Except you can find dueling studies on just how significantly the lights lower the number of serious wrecks at intersections.

A study by the Insurance Institute for Highway Safety released in 2011 is usually used to back the red lights. It showed cities in the study with the cameras saw fatal collisions involving someone running a light dropped.

But a study by the Insurance Institute for Highway Safety that came out this year argues the Insurance Institute study was faulty in how it put the research together and its findings are wrong.  (Ban the Cams, we believe he is refering to the USF report that Blasted the IIHS report for being manipulated.  http://www.thenewspaper.com/news/36/3699.asp)

Until someone produces another look break the tie, cameras reduce the especially serious wrecks at intersections, or they don't.

What can't be argued is the cameras raise buckets of money for cities and counties.

But if the cameras will be so wonderful at making the streets of Brooksville safer, shouldn't insurance rates go down? If backers are right, there will be fewer serious crashes in towns with the deterrent of red light cameras and auto insurance companies will pay less in claims.

When was the last time you saw insurance companies lower premiums?

It could work the other way, too. For the city to grab all the money it wants, the cameras will have to generate about 80 tickets a day.

Your insurance company could look at 2,400 tickets a month and declare that Brooksville is full of lousy drivers and must be a dangerous city to drive around in, so rates have to go up.

Of those two possibilities, which do you think would be more likely?

It would be one thing if so many supporters of the cameras didn't cloak the idea in making intersections safer. And collisions involving someone running a light can be horrific and tragic. There's no argument about that.

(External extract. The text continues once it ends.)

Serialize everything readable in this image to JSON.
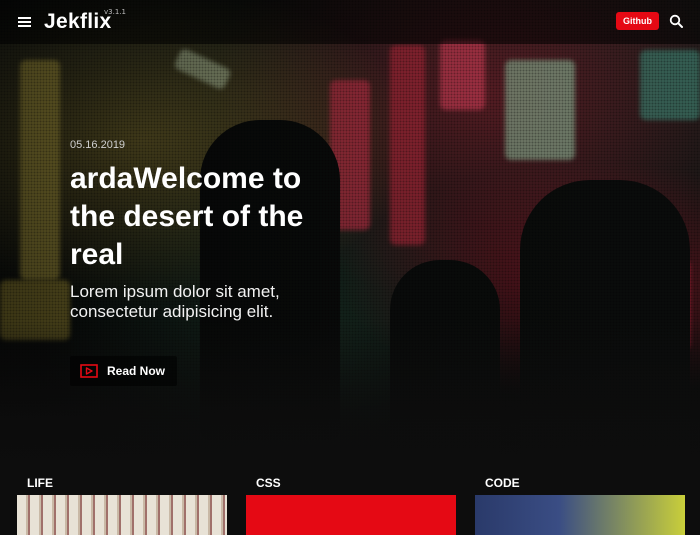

But rushing to install the lights without trying other methods to reduce red light running like slightly longer yellow lights, a longer time when all four lights are red or stepped up enforcement kind of hints that safety isn't the main concern.

It would be easier to believe safety was the issue if the city wasn't projecting $50,000 profit a month from the lights.

It would be refreshing to see a politician stand up and say: "We need money and in a county with Florida's second-highest unemployment rate, this isn't the time to raise taxes or fees, even if we had the backbone to do it. So we're going to grab $50,000 a month from people driving through Brooksville."